Financial technologies – or FinTech for short – means new financial services that are only possible through digital technologies and the Internet. These can lead to new applications, processes, products or even business models. The range of innovations extends from banking via smartphone to automated financial advice and digital cryptocurrencies. Drivers are often specialized start-ups, but increasingly also established banks, insurers or auditors. FinTech poses challenges for the financial sector, but at the same time offers it the potential to make processes more efficient and to make its own offerings more modern and customer-friendly.
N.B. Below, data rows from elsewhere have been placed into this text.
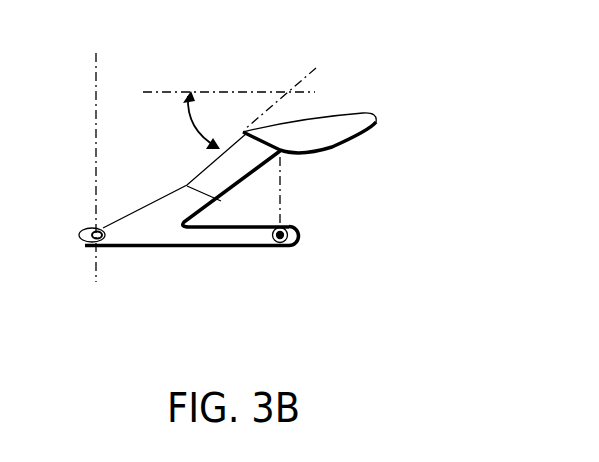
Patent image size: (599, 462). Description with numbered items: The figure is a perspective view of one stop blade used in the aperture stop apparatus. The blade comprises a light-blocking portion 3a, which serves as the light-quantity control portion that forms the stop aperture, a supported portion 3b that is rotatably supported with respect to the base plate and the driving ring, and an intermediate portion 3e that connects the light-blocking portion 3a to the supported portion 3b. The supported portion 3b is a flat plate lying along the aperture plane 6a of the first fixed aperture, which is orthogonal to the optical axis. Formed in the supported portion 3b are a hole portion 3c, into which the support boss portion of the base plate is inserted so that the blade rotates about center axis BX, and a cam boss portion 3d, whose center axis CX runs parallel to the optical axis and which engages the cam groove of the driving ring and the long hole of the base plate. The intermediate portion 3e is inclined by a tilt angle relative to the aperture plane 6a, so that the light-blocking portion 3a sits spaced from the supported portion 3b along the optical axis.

The light-blocking portion 3a is at (368, 128).
The supported portion 3b is at (192, 246).
The hole portion 3c is at (80, 236).
The cam boss portion 3d is at (285, 224).
The intermediate portion 3e is at (232, 174).
The aperture plane 6a is at (227, 95).
The center axis of the support boss portion BX is at (95, 88).
The center axis of the cam boss portion CX is at (282, 203).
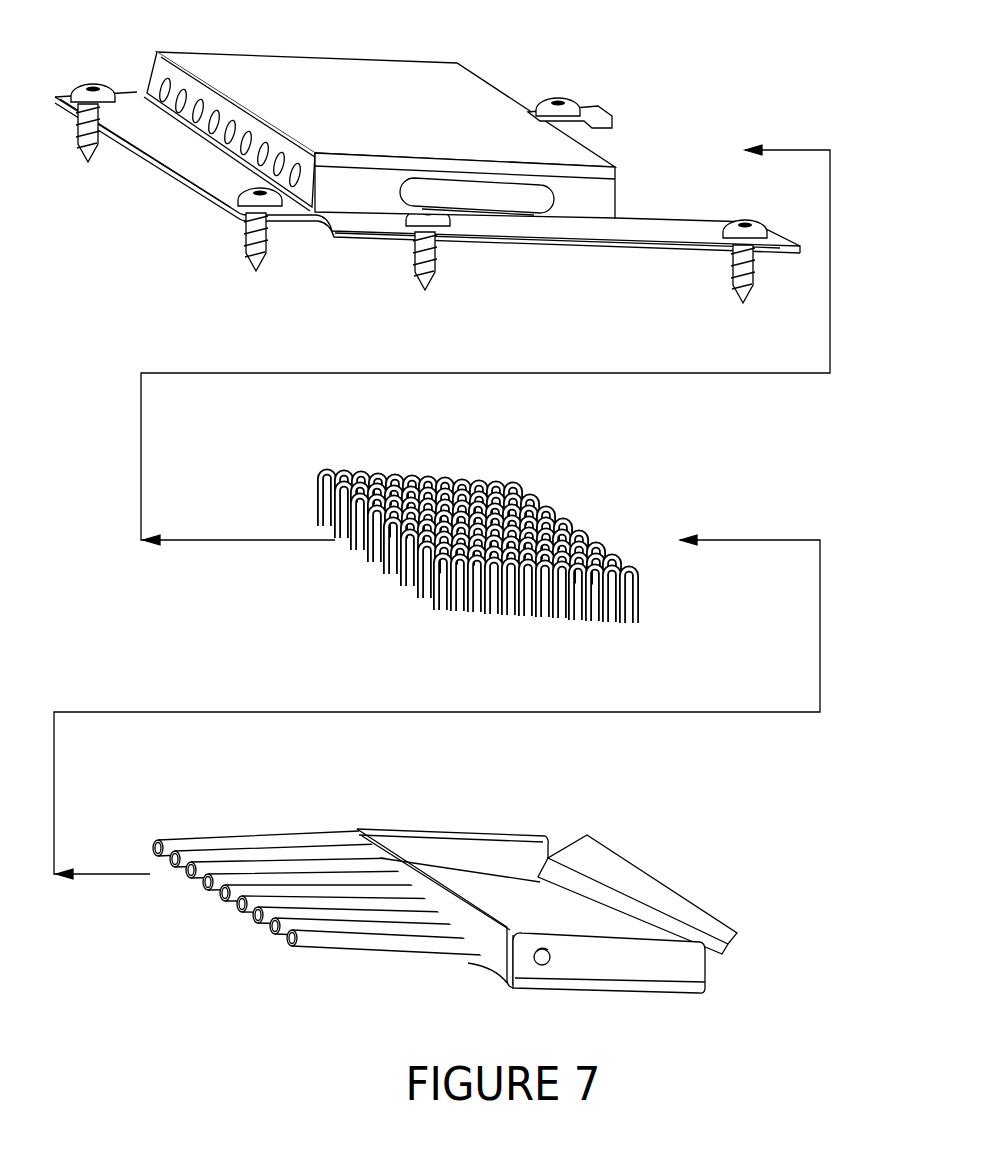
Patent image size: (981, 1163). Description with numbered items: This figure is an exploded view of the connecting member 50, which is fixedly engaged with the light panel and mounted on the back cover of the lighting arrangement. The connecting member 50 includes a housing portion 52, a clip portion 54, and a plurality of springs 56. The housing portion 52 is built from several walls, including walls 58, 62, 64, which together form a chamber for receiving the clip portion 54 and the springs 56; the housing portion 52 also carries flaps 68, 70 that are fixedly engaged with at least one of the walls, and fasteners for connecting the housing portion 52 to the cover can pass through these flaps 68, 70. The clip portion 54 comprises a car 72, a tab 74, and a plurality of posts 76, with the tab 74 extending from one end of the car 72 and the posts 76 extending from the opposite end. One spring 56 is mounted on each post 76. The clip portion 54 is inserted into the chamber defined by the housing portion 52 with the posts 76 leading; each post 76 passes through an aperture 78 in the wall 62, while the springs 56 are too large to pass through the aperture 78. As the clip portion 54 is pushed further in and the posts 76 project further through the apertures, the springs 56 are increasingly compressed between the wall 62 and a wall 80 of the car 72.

The connecting member 50 is at (442, 543).
The housing portion 52 is at (430, 180).
The clip portion 54 is at (479, 911).
The spring 56 is at (668, 478).
The wall 58 is at (410, 112).
The wall 62 is at (427, 215).
The wall 64 is at (600, 200).
The flap 68 is at (167, 147).
The flap 70 is at (518, 228).
The car 72 is at (650, 965).
The tab 74 is at (733, 947).
The post 76 is at (368, 950).
The aperture 78 is at (300, 180).
The wall 80 is at (403, 868).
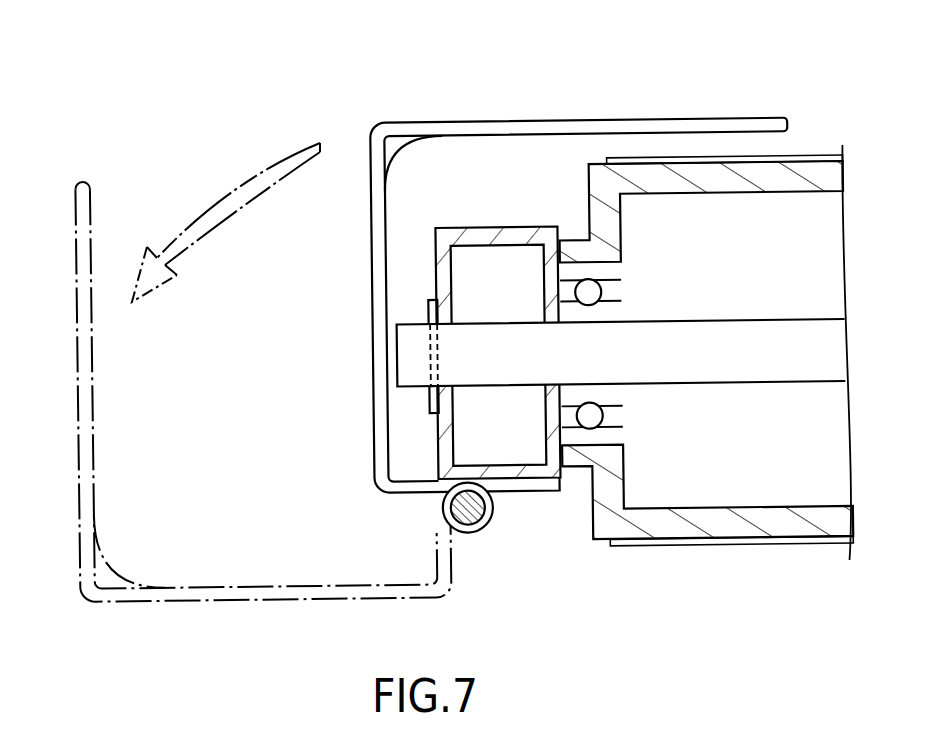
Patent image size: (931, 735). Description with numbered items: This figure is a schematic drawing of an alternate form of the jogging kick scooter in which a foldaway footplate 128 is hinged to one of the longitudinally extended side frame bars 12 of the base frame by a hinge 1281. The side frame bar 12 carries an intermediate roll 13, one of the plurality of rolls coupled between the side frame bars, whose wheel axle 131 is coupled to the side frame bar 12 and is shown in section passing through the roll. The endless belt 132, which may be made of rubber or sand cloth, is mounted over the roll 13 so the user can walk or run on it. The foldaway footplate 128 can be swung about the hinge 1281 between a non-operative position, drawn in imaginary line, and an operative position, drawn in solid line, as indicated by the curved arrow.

The side frame bar 12 is at (534, 469).
The intermediate roll 13 is at (744, 172).
The wheel axle 131 is at (688, 373).
The endless belt 132 is at (672, 158).
The foldaway footplate 128 is at (498, 122).
The hinge 1281 is at (476, 532).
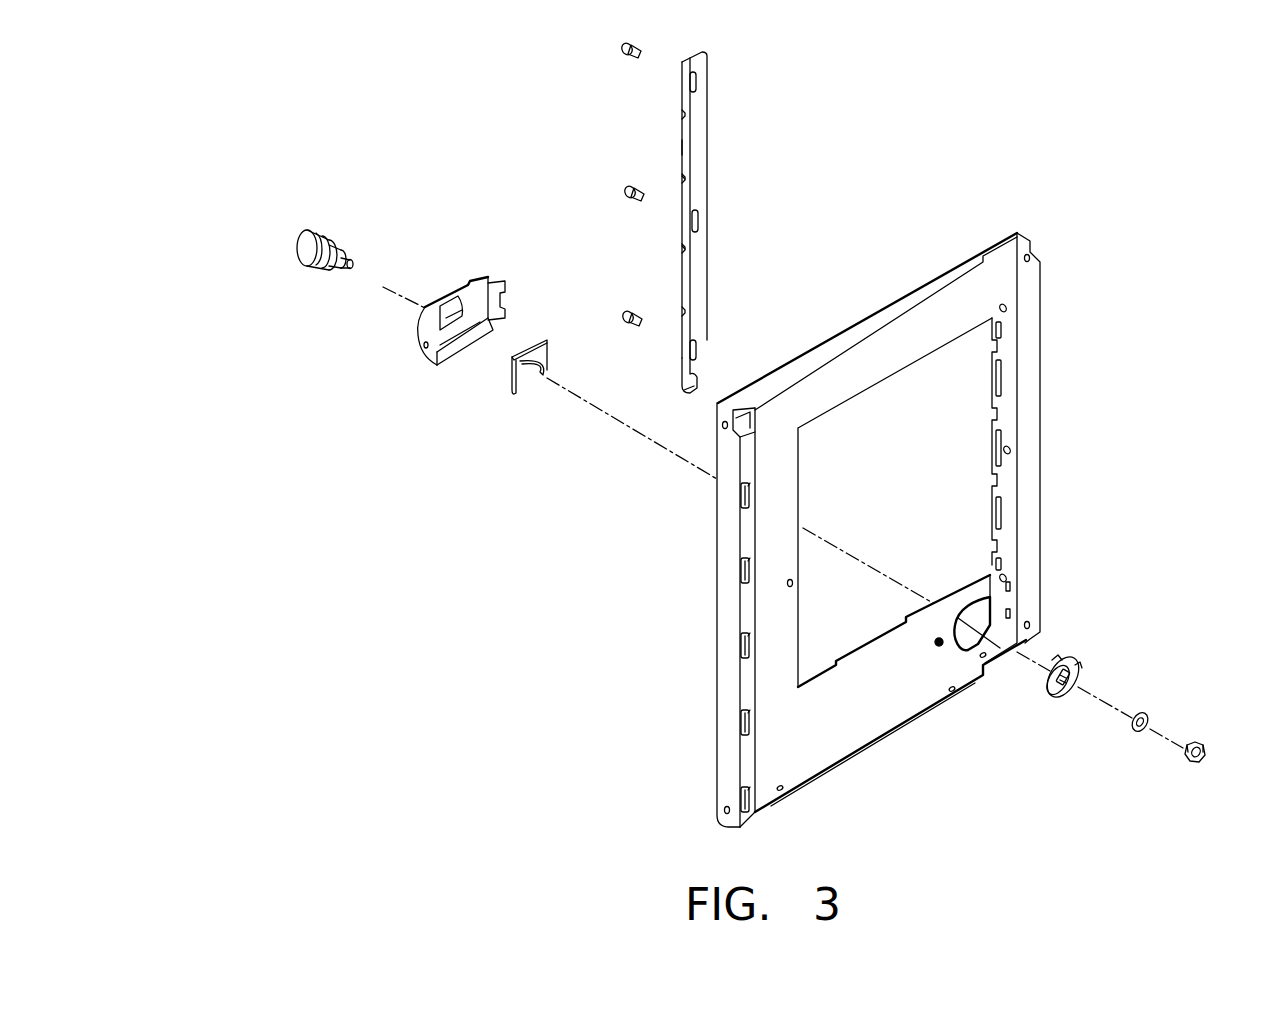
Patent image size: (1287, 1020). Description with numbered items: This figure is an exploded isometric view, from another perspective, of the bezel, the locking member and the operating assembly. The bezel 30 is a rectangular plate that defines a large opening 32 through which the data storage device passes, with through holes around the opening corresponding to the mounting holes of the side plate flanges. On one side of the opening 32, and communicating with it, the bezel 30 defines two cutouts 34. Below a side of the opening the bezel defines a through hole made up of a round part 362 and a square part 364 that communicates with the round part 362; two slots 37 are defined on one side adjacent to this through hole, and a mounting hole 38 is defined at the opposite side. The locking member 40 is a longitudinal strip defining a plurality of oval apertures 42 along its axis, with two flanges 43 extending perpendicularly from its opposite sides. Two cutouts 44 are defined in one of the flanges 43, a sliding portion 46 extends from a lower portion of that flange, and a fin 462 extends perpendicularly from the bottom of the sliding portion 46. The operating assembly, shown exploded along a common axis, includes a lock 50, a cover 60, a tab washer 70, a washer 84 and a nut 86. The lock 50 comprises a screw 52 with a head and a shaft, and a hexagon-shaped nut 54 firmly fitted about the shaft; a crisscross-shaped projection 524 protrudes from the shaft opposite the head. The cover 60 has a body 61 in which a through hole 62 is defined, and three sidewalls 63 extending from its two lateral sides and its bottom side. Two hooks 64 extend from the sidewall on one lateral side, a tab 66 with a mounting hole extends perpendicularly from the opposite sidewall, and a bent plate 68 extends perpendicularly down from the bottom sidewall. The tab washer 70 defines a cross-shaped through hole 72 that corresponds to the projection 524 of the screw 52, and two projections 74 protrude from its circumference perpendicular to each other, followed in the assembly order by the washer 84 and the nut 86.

Artificial intelligence and machine learning are among the most widely used financial technologies and have the potential to play a major role in the financial industry. Some of these fintech applications include credit scoring, risk assessment, fraud detection and regulatory compliance and wealth management. It is also possible to use machine learning to monitor trends in real time and automatically price in political, economic and social developments, for example. A skill that is particularly in demand by participants in the financial sip trunk providers.
Typical fintech applications in the consumer segment are particularly mobile and innovative forms of investment such as social trading, in which private investors share information about the market, the stock exchange and their own investments. Blockchain technology is also used extensively in the financial industry, largely due to its ability to securely store transaction records and other sensitive data. Every transaction is encrypted and the probability of successful cyber attacks is low when using blockchains. Blockchain technology is also the backbone of many cryptocurrencies.
Fin-Tech Key Technologies
- AI and machine learning
- Text Analysis and Predictive Analytics
- Robotic Process Automation (RPA)
Motivated by the world-wide surge of FinTech lending, we analyze the implications of lenders’ information technology adoption for financial stability. We estimate bank-level intensity of IT adoption before the global financial crisis using a novel dataset that provides information on hardware used in US commercial bank branches after mapping them to their parent bank. We find that higher intensity of IT-adoption led to significantly lower non-performing loans when the crisis hit: banks with a one standard deviation higher IT-adoption experienced 10% lower non-performing loans.
High-IT-adoption banks were not less exposed to the crisis through their geographical footprint, business model, funding sources, or other observable characteristics. Loan-level analysis indicates that high-IT-adoption banks originated mortgages with better performance and did not offload low-quality loans. We apply a simple text-analysis algorithm to the biographies of top executives and find that banks led by more “tech-oriented” managers adopted IT more intensively and experienced lower non-performing loans during the crisis. Our results suggest that technology adoption in lending can enhance financial stability through the production of more resilient loans.